Slow-Braised Pork with Tomato-Fennel Sugo over Fried Polenta

October 01, 2020

Slow-Braised Pork with Tomato-Fennel Sugo over Fried Polenta

INGREDIENTS
Pork With Tomato & Fennel Sugo:
  • 5-7 pound bone-In pork shoulder
  • 2 - 28 oz. cans diced tomatoes in juice
  • 2 cups white wine
  • 8 whole garlic cloves
  • 1 large fennel bulb, thinly sliced
  • 3" sprig fresh rosemary, leaves stripped
  • 3 Tbs. Ultra Premium Extra Virgin Olive Oil
  • Kosher salt
  • fresh ground pepper
Fried Polenta:
  • 4 cups chicken broth
  • 2 cups polenta
  • 2 shallots, finely minced
  • 2 cloves of garlic, finely minced 
  • ½ cup grated Pecorino Romano cheese
  • fresh ground pepper
  • Kosher salt
  • 2 Tbs. + enough to fill a frying pan 2" deep Ultra Premium Extra Virgin Olive Oil
DIRECTIONS
Preheat the oven to 450°F. 
 
Pork With Tomato & Fennel Sugo:
Rub the entire pork shoulder with a tablespoon of olive oil, season the entire surface area liberally with salt and pepper, and place in the roasting pan, fat side up.
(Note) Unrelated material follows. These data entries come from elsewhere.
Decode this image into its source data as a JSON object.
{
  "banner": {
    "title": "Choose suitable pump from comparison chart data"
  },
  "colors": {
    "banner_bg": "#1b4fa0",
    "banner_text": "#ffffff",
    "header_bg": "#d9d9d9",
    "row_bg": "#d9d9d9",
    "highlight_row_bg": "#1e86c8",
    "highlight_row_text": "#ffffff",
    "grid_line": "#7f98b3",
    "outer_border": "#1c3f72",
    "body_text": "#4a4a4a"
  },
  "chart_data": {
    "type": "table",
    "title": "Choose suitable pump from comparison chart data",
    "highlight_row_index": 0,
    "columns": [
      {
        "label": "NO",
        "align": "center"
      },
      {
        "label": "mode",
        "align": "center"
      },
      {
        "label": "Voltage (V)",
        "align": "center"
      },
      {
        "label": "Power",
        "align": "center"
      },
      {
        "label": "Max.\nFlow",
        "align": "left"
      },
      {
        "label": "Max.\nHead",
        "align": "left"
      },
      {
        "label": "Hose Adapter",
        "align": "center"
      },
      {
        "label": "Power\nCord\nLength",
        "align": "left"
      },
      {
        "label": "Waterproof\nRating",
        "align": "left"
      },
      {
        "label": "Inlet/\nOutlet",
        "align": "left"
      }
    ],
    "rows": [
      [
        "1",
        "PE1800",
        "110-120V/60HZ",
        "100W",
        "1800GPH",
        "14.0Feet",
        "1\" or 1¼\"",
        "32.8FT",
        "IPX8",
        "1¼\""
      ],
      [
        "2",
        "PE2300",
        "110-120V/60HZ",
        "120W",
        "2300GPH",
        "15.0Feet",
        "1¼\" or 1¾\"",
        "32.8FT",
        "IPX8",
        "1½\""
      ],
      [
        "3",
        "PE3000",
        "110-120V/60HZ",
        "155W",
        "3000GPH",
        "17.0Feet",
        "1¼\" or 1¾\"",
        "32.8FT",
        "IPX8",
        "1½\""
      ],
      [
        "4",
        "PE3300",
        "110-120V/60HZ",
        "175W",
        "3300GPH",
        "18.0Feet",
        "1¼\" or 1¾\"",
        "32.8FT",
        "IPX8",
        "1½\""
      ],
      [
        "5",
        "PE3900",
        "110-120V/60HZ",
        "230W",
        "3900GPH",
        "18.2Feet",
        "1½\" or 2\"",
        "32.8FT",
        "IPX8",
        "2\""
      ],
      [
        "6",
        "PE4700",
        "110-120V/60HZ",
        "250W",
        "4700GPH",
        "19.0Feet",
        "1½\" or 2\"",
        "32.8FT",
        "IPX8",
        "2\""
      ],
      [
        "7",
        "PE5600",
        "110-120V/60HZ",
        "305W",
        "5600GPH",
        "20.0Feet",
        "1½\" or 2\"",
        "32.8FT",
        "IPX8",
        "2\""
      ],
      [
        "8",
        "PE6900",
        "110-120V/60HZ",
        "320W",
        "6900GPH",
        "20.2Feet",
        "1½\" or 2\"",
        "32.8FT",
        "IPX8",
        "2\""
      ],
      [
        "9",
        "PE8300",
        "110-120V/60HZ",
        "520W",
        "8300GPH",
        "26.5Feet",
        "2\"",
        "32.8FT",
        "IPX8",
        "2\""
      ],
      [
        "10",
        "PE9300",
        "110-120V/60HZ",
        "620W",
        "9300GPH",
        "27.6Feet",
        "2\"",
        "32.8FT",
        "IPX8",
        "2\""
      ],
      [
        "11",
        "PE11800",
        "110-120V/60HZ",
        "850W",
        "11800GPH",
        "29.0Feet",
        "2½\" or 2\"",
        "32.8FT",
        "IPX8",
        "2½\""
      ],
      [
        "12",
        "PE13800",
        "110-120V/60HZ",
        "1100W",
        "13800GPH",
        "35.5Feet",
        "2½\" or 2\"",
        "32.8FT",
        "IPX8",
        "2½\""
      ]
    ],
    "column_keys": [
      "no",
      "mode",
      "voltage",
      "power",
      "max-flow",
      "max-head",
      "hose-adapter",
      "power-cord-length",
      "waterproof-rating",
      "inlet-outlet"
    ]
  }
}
Arrange the vegetables around the roast in the pan, drizzle and toss with another tablespoon of olive oil, and season with salt and pepper. Roast the shoulder and vegetables uncovered for 20 minutes until the vegetables begin to take color and the pork roast is browned.  
 
Reduce the oven to 350 °F.  
 
In a large bowl, mix together tomatoes, wine, a tablespoon of olive oil, and the rosemary. Season with salt and pepper. Pour evenly over the roast and vegetables in the pan. With heavy duty foil, tightly seal the roasting pan and roast for 5 hours. 
Meanwhile, make the polenta.
 
Fried Polenta:
In a 3+ quart saucepan, heat one tablespoon olive oil. Sauté the onion until translucent, about 3 minutes. Add garlic and sauté for another minute. Add broth and bring to a simmer.  While stirring constantly, add the polenta in a steady stream. Continue stirring constantly for 20-25 minutes until the polenta is thick.  
Add cheese, the remaining tablespoon of olive oil, and season with additional salt and pepper to taste. Immediately pour the polenta in to a 9"x13" baking dish and allow to cool. Refrigerate covered in plastic wrap.
Cut the polenta in to sqaures approximately 3"x 3" in size. Heat 2" of olive oil to   350°F on a deep fry thermometer in a heavy, deep sided frying pan. Fry the polenta slices a few at a time, approximately 3-5 minutes per side until golden brown.
 
Shred the pork and serve over the fried polenta.